Just imagine this: You are in a level and you see the teleporter on top of a ledge that you cannot reach in any way. After you check what else the level has to offer, you find a photo of a wall. Now you have a ledge you cannot climb and the photo of a wall. So you take that photo out, rotate it by 45 degrees so that it looks like an incline and well, you just place it inside the level. Boom, you can now climb this inclined wall, reach the teleporter and move on. 

This is one of the most basic and early puzzles in Viewfinder, use a picture, drawing, photo of something and use it as a bridge, ladder, something to reach another place. But as you progress through the levels, new puzzles and mechanics are introduced that keep things fresh and challenging until the end. Later in the game photocopiers are introduced where you can make duplicates of any photos you have and you also get access to a camera that you can use to take photos of the level itself and use that to your benefit.

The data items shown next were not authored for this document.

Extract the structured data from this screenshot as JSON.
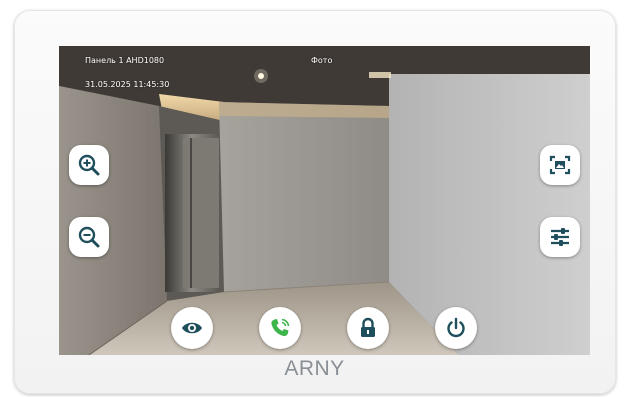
{
  "header": {
    "camera_label": "Панель 1 AHD1080",
    "mode_label": "Фото",
    "datetime": "31.05.2025 11:45:30"
  },
  "left_controls": [
    {
      "name": "zoom-in",
      "icon": "zoom-in-icon"
    },
    {
      "name": "zoom-out",
      "icon": "zoom-out-icon"
    }
  ],
  "right_controls": [
    {
      "name": "snapshot",
      "icon": "snapshot-icon"
    },
    {
      "name": "settings",
      "icon": "sliders-icon"
    }
  ],
  "bottom_controls": [
    {
      "name": "monitor",
      "icon": "eye-icon"
    },
    {
      "name": "answer-call",
      "icon": "phone-icon"
    },
    {
      "name": "unlock",
      "icon": "lock-icon"
    },
    {
      "name": "power",
      "icon": "power-icon"
    }
  ],
  "brand": {
    "logo_text": "ARNY"
  },
  "colors": {
    "icon_primary": "#1f4e5c",
    "icon_call": "#3db54a",
    "button_bg": "#ffffff",
    "brand": "#8a8f96"
  }
}
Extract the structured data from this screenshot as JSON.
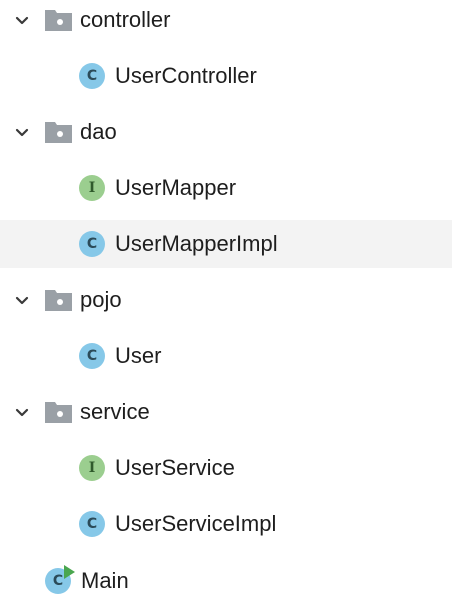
{
  "tree": {
    "items": [
      {
        "label": "controller",
        "type": "folder",
        "expanded": true,
        "icon": "folder-icon"
      },
      {
        "label": "UserController",
        "type": "class",
        "icon": "class-icon"
      },
      {
        "label": "dao",
        "type": "folder",
        "expanded": true,
        "icon": "folder-icon"
      },
      {
        "label": "UserMapper",
        "type": "interface",
        "icon": "interface-icon"
      },
      {
        "label": "UserMapperImpl",
        "type": "class",
        "icon": "class-icon",
        "selected": true
      },
      {
        "label": "pojo",
        "type": "folder",
        "expanded": true,
        "icon": "folder-icon"
      },
      {
        "label": "User",
        "type": "class",
        "icon": "class-icon"
      },
      {
        "label": "service",
        "type": "folder",
        "expanded": true,
        "icon": "folder-icon"
      },
      {
        "label": "UserService",
        "type": "interface",
        "icon": "interface-icon"
      },
      {
        "label": "UserServiceImpl",
        "type": "class",
        "icon": "class-icon"
      },
      {
        "label": "Main",
        "type": "main-class",
        "icon": "main-class-icon"
      }
    ],
    "icon_letters": {
      "class": "C",
      "interface": "I"
    },
    "colors": {
      "folder": "#9aa0a6",
      "class": "#86c8e8",
      "interface": "#9bce8f",
      "run_arrow": "#4aa64f",
      "selection": "#f3f3f3"
    }
  }
}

Like you can snap a photo of an entire building, rotate that photo by 180 degrees, place it in the level so you can enter it. 

One of the coolest things is that when you place a photo in your reality that photo replaces and kinda cuts or clips the reality. So if there’s railing that is blocking an entry, you can place a photo to cut through it… I know, I know it sounds weird, but it makes sense if you watch any gameplay or play the demo. I can talk for literally hours, trying to explain how insanely creative the puzzles and mechanics are, but it’s kinda impossible to explain in a way that makes sense. Believe me, I want to talk to you about a puzzle that features a watermelon and how my mind was absolutely blown by the solution, but without you playing the game, it would read like a bunch of nonsense.

Another thing about Viewfinder that I found cool was the lack of a fail state. If you fall off the map, if you place a photo in the wrong place or destroy a teleporter, you can just rewind time to a moment, kinda like a checkpoint, before you messed up and you pick up from there. This opens up a lot of experimentation, cause the solution of the puzzle is not obvious most of the times, I would even say that some of my solutions kinda broke the game, like I shouldn’t have been able to do what I did and yet, I did it. It’s so satisfying when you pull off something like that as you don’t feel constrained by “game design”.

Viewfinder needs to be celebrated as one of the freshest, coolest and mind-blowing puzzle games that I’ve ever played. Buy this game as you probably have never played anything like it before. Thanks for reading!

The game was reviewed on a PS5 using a promo code provided by PR. Viewfinder is now available on Steam and Playstation.